Databricks raises $60 million to be big data's next great leap forward

Looking to be the next leap forward in data organization, computation, and delivery for big data Databricks, the business built on top of the popular Apache Spark open source project, has raised $60 million in new financing.

Taking the route mapped by so many big data companies before it, Databricks is the business that the open source Apache Spark project built.

Spark is the next step in data scientists’ long march to make massive amounts of data easy to understand and use in the next generation of applications.

Data processing at velocity and volume has any number of applications in today’s data-rich world. And the victor — the company that can process that data and effectively serve it up in a way that folks inside businesses can understand and use effectively — will take the most spoils.

The Spark project is part of an open source family of tools under the Hadoop umbrella that has already collected a ton (and I mean A TON) of cash.

Companies like Cloudera, which raised roughly $1 billion (actually $900 million — including $760 million from Intel) during the effervescent days of 2014, came to market with claims of a better way to store and manage large amounts of data far more cheaply than any previous infrastructure technology.

It’s the stuff that companies like Facebook and Google use to process the billions of pieces of data that they collect. Spark… is the next step… focusing not on the storage of data, but on how to manage it most effectively. The two work in concert, but are not the same.

With its latest financing, led by the company’s previous investor, New Enterprise Associates, and including participation from Databricks’ initial investor Andreessen Horowitz, the company is looking to take its tech to the next level.

The San Francisco-based company has already taken its product through some pretty intense paces, wresting the pole position in the CloudSort benchmark from an open source offering developed by the University of California, San Diego.

Databricks dropped the price of sorting 100 terabytes of data from the previous record of $4.51 per Terabyte to $1.44 per TB (for data scientists… that’s a spicy meatball!). The company worked with Nanjing University and Alibaba Group to form the team, that now holds the world record.

The CloudSort Benchmark is a competition designed to develop technologies that will reduce the total cost of ownership of the cloud architecture (a combination of software stack, hardware stack, and tuning) and encouraging organizations to adopt and deploy big data applications onto the public cloud.

Beyond the business case, data scientists are flocking to the project, according to Databricks. There are now more than 288,000 members of the community, and over 1,000 active contributors from 250 organizations, the company said.

Databricks launched its first product in 2014, around the time it raised $33 million in the first round to include NEA. In all, the company has raised roughly $100 million.

At the time of the last financing, my colleague Ron Miller wrote about the first product:

… the company also announced a new cloud platform called Databricks Cloud that Stoica, says has been designed to simplify big data processing by bringing the process under one cloud umbrella.

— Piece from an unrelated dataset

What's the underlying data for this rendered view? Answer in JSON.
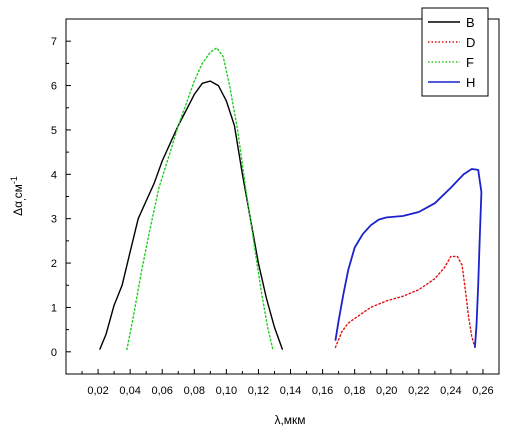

The cloud solution consists of three pieces: The Databricks Platform, Spark and the Databricks workspace. The idea behind the product, Stoica says, is to provide a single place to process data without having to worry about managing a Hadoop cluster to process your data. It’s all done in the cloud instead in a managed environment.

After you add your data to a project, you can begin working with it immediately. The product has several core concepts starting with Notebooks, which provide a way to interact with the data and build graphs. As you discover ways of displaying your data, you can begin to build dashboards to monitor certain types of data. Finally, the platform includes a job launcher, which enables users to schedule Apache Spark jobs to run at certain times.

The company’s product has found a home with more than 400 customers and the new money will expand sales and marketing, the company said.

“Apache Spark has enabled countless enterprises and cutting-edge early adopters to create business value through advanced analytics solutions,” said Ali Ghodsi, CEO and Co-Founder at Databricks, in a statement. “As Spark’s adoption and the demand for our managed Spark platform continues to rise, this funding will advance our engineering and go-to-market strategies to address all of our customer’s pain points as we continue to grow the Spark community.”